L’heure est aussi à la solidarité internationale. J’y insiste, parce que des reproches ont parfois été nourris à l’égard de l’action européenne en matière de vaccination. Or, en la matière, nos valeurs et nos engagements internationaux sont en jeu, ainsi que notre sécurité sanitaire de long terme. Un objectif a été fixé à l’occasion de ce sommet européen : donner au moins 100 millions de doses de vaccin d’ici à la fin de l’année aux pays qui en ont le plus besoin. La France et l’Allemagne se sont engagées à livrer au moins 30 millions de doses.
Durant le sommet européen de la fin du mois de mai, l’enjeu climatique a également été évoqué ; il a donné lieu à un débat d’orientation générale. Compte tenu de l’ampleur et de la difficulté des efforts pour atteindre l’objectif de 55 % de réduction des émissions de gaz à effet de serre d’ici à 2030, la Commission proposera des mesures législatives le 14 juillet prochain. Celles-ci feront l’objet de débats plus détaillés et conclusifs, probablement à l’occasion du sommet européen du mois d’octobre.
Je veux dire un mot d’un dossier international évoqué en raison de l’actualité : le cas biélorusse.

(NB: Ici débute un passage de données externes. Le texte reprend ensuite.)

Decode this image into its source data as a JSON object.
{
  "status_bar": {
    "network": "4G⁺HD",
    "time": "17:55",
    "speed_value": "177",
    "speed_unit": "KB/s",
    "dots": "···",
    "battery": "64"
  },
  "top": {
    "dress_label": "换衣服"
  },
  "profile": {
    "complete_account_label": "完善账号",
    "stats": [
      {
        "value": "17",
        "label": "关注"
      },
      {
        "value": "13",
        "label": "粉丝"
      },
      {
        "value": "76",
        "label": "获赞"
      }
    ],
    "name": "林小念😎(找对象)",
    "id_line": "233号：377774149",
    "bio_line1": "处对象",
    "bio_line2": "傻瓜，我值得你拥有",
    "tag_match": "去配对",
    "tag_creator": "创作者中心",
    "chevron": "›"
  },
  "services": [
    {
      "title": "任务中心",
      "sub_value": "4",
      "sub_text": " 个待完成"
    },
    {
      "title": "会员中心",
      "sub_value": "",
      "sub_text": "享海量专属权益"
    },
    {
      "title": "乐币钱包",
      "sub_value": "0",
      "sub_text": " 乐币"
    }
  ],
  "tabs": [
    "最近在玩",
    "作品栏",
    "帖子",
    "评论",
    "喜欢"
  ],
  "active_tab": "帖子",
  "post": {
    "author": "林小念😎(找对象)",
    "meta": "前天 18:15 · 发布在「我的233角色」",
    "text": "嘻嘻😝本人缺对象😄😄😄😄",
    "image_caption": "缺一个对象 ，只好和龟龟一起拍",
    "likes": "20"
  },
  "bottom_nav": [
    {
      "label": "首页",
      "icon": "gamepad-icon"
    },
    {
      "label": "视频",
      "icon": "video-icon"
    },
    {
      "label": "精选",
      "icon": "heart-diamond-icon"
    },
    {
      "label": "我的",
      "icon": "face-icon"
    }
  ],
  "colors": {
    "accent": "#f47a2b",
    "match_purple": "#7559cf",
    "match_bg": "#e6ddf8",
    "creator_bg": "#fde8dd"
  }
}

Le lendemain du détournement aussi spectaculaire que terrifiant de l’avion européen de la compagnie Ryanair, qui circulait entre des capitales européennes avec des passagers européens en majorité, des sanctions et des interdictions de survol ont été prises de manière unanime et rapide par l’Union européenne.
Je ne sais pas s’il faut les ranger dans la catégorie des dossiers internationaux, mais je veux dire un mot du Brexit et de nos relations avec le Royaume-Uni, puisque le Sénat, singulièrement sa commission des affaires européennes, suit ce dossier de très près. À la demande de la France, le sujet a été évoqué par les chefs d’État ou de gouvernement. La préoccupation est forte concernant la mise en œuvre incomplète, pour le dire pudiquement, de l’accord par la partie britannique, ainsi que la nécessité absolue de sa mise en œuvre complète, rapide et intégrale. Cela vaut pour la question de la pêche, qui préoccupe nos concitoyens, mais aussi, parce que la paix est en jeu, pour la question du protocole nord-irlandais, qui concerne toute l’Europe.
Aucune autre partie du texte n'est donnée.